Deux ans après Christie’s (1), la maison de ventes Camard, leader européen dans les ventes d’arts décoratifs du XXe siècle, organisait le 10 juin 2002 “Made in Italy”, sa première vacation consacrée exclusivement aux créations italiennes des années 1940 à la fin des années 1960. Écarter les années 1970 et surtout les années 1980 est un choix délibéré de Jean-Marcel Camard qui s’explique : “Je cherche des pièces qui ne sont plus éditées. Or Memphis diffuse toujours. Je n’en veux pas beaucoup dans mes ventes.” Si, pour certains, cette production est résolument passée de mode, pour d’autres au contraire, il s’agit de s’entourer d’objets caractéristiques d’une époque d’euphorie qui a fait écho en Europe à une peinture figurée très colorée. Les amateurs viennent chiner à partir de quelques dizaines d’euros des luminaires non signés en plastique ou verre de couleurs. Ils sont prêts à dépenser 3 700 euros pour un canapé Bocca de Studio 65, édité par Gufram dès 1972 (Paris, Cornette de Saint Cyr, le 25 avril 2001) ou 14 000 euros pour une édition épuisée de table de salle à manger Sansone Due (éd. Cassina, 1987) de Gaetano Pesce (Paris, Cornette de Saint Cyr, le 25 mars 2002). Axel Rajon, spécialiste auprès de la SVV Versailles enchères, parie sur “ces années fétiches”, version bois laminé de couleur. La plupart des créations italiennes des années 1980 n’ont cependant pas de véritables cotes puisqu’elles sont encore disponibles chez les éditeurs. “Ce sont des pièces de collection dans la mesure où il s’agit de meubles d’artistes, des créations qu’on ne trouve pas à Paris en dehors des ventes publiques”, défend Axel Rajon. Les acheteurs font en réalité de bonnes affaires lorsqu’ils acquièrent des lots à moitié, voire au tiers du prix du neuf. Le meuble convoité doit bien sûr être dans un état impeccable. La bibliothèque Carlton en bois laqué et plastique laminé, un modèle emblématique d’Ettore Sottsass, et le cabinet Berverly en bois en plastique laminé, édités par Memphis depuis 1981, se sont respectivement vendus 9 300 euros et 4 700 euros à Versailles le 18 mars 2001. Selon l’expert, “la valeur de ces pièces va certainement décupler dès l’arrêt de la production.” Pour l’instant, les trois classiques du designer produits par Memphis, la bibliothèque Carlton, le modèle Casablanca et le cabinet Beverly sont aussi régulièrement ravalés faute d’enchérisseurs.

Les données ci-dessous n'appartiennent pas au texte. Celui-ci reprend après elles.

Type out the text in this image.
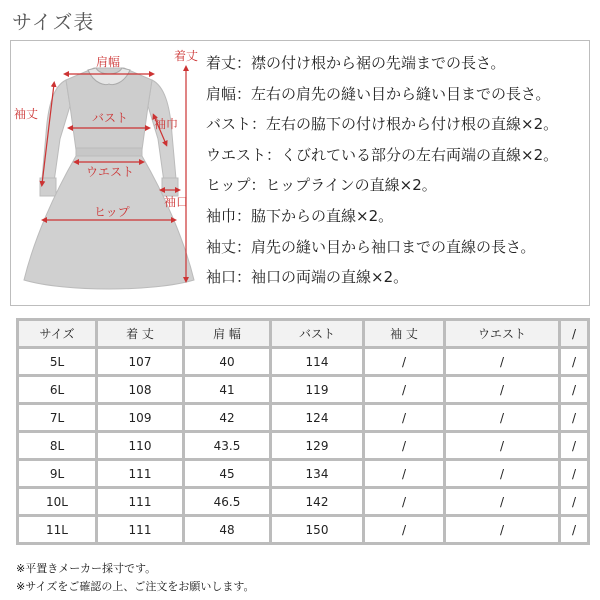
サイズ表
肩幅	着丈
袖丈	バスト 袖巾
ウエスト
袖口
ヒップ
着丈：襟の付け根から裾の先端までの長さ。
肩幅：左右の肩先の縫い目から縫い目までの長さ。
バスト：左右の脇下の付け根から付け根の直線×2。
ウエスト：くびれている部分の左右両端の直線×2。
ヒップ：ヒップラインの直線×2。
袖巾：脇下からの直線×2。
袖丈：肩先の縫い目から袖口までの直線の長さ。
袖口：袖口の両端の直線×2。
サイズ	着 丈	肩 幅	バスト	袖 丈	ウエスト	/
5L	107	40	114	/	/	/
6L	108	41	119	/	/	/
7L	109	42	124	/	/	/
8L	110	43.5	129	/	/	/
9L	111	45	134	/	/	/
10L	111	46.5	142	/	/	/
11L	111	48	150	/	/	/
※平置きメーカー採寸です。
※サイズをご確認の上、ご注文をお願いします。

La maison Cornette de Saint Cyr est sans doute le plus gros organisateur de ventes design post-1950 de la capitale, avec cinq ventes annuelles en moyenne et un chiffre d’affaires de 2,5 millions d’euros de produit “design” en 2001 (2). Concernant les productions italiennes, l’expert maison Emmanuel Legrand avoue se prendre au jeu du designer Gaetano Pesce, en particulier pour la série éditée par Fish Design de petits meubles, luminaires et objets en résine molle, une production toujours en cours depuis les années 1970. Les dernières productions des années 1990, des modèles épuisés de Fish Design, se vendent bien comme l’a prouvé la vente du 11 juin 2002 à Drouot : 1 600 euros trois tables gigognes rouge, blanc, vert, Triple Play (1994) ; 1 500 euros en moyenne pour une applique ; de 500 à 7 400 euros le vase, et jusqu’à 7 000 euros pour une lampe. C’est un canapé du créateur qui a caracolé en tête de la vacation du 25 avril 2001. Le Cannaregio (éd. Cassina, 1987), composé de neuf éléments modulables en mousse et tissu a été adjugé 12 200 euros. Il était précisé au catalogue que le lot, sans doute issu des cinq premières commandes, provenait d’une collection particulière milanaise. Un autre canapé, le modèle Tramonto à New York (éd. Cassina, 1979) en polyuréthane et tissu, et surtout neuf dans son emballage d’origine, a atteint 14 000 euros le 25 mars 2002 à Drouot. Ces deux canapés sont parmi les rares que Gaetano Pesce a réalisés. Diffusés en très faible quantité et souvent sur commande eu égard à leur coût élevé, ils attirent aujourd’hui l’attention des collectionneurs.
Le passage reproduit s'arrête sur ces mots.